Também consta no artigo 227 que é dever da família, da sociedade e do Estado assegurar à criança e ao adolescente, com absoluta prioridade, o direito à vida, à saúde, à alimentação, à educação, ao lazer, à profissionalização, à cultura, à dignidade, ao respeito, à liberdade e à convivência familiar e comunitária, além de colocá-los a salvo de toda forma de negligência, discriminação, exploração, violência, crueldade e opressão.

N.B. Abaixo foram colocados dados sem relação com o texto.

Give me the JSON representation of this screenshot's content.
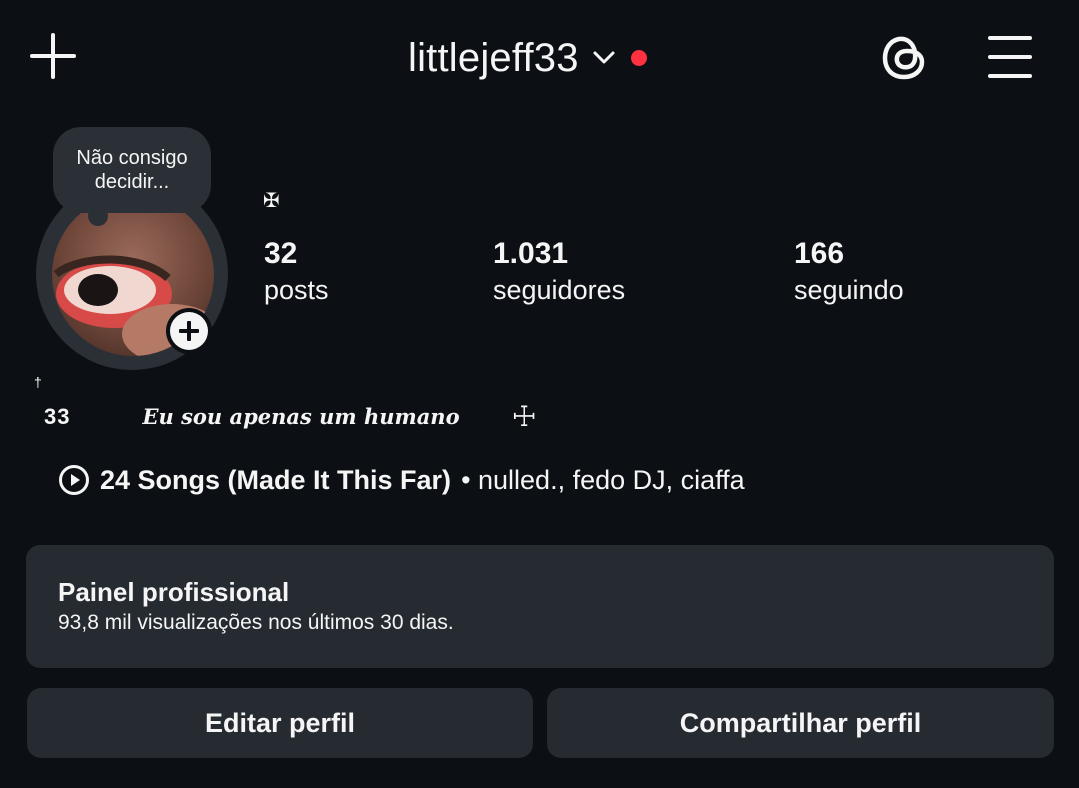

Desse dispositivo constitucional nasceu o Estatuto da Criança e do Adolescente (ECA) que completou 18 anos em 13 de julho. A maioridade do ECA se alcança com problemas recorrentes, com presença marcante na cena de crianças e adolescentes pobres, negros e pardos:
– Meninos e meninas em situação de rua,
– Internação do adolescente em cumprimento de medida socioeducativa em unidades muitas vezes superlotadas e carentes de infra-estrutura mínima, que não oferecem ensino ou profissionalização,
– Falta de transporte adequado para os estudantes da zona rural;
– Acesso e permanência ao ensino fundamental de qualidade;
– Insuficiência de programas e equipamentos de lazer e esportes;
– Falta de assistência médica, odontológica e psicológica, que poderiam ser realizadas na própria escola;
– Ausência de programa de prevenção e tratamento do uso de substâncias psicotrópicas por crianças e adolescentes;
– Ocorrência do trabalho infantil no campo (cafezais, carvoarias, olarias, canaviais), e nas cidades, a maioria com empregos domésticos - uma face ainda oculta dessa violação de direito;
– Adolescentes do sexo feminino presas em celas masculinas;
– Exploração sexual, pedofilia, abuso – principalmente no seio familiar. Crimes esses ainda de difícil punição na sociedade atual.
O que fazer depois dos 18 anos da vigência de uma lei que ainda clama por adoção e que vem sendo afrontada por descaso das autoridades públicas, da sociedade e da própria família?
1- Espera-se do Estado, arrecadador e gestor de tributos, contemplar, prioritariamente, como determina a Constituição, o repasse de recursos e a execução de políticas públicas.
2- O Estado-Juiz terá de instalar varas especializadas da infância e da juventude onde forem demandadas e tornar realidade as estipulações do ECA.
3- A inserção curricular do ECA nos concursos públicos para defensores públicos, juízes, Ministério Público (MP), delegados de polícia e, ainda, nos respectivos cursos preparatórios para a carreira.
4- É preciso estar em pleno funcionamento – nos três níveis de governo – os Conselhos de Direitos da Criança e do Adolescente e também os Conselhos Tutelares.
5- As entidades de atendimento governamentais e não governamentais devem planejar e executar os programas, de tal forma, que recursos disponibilizados não deixem de ser empregados por falta de planos de ações, como já foi detectado.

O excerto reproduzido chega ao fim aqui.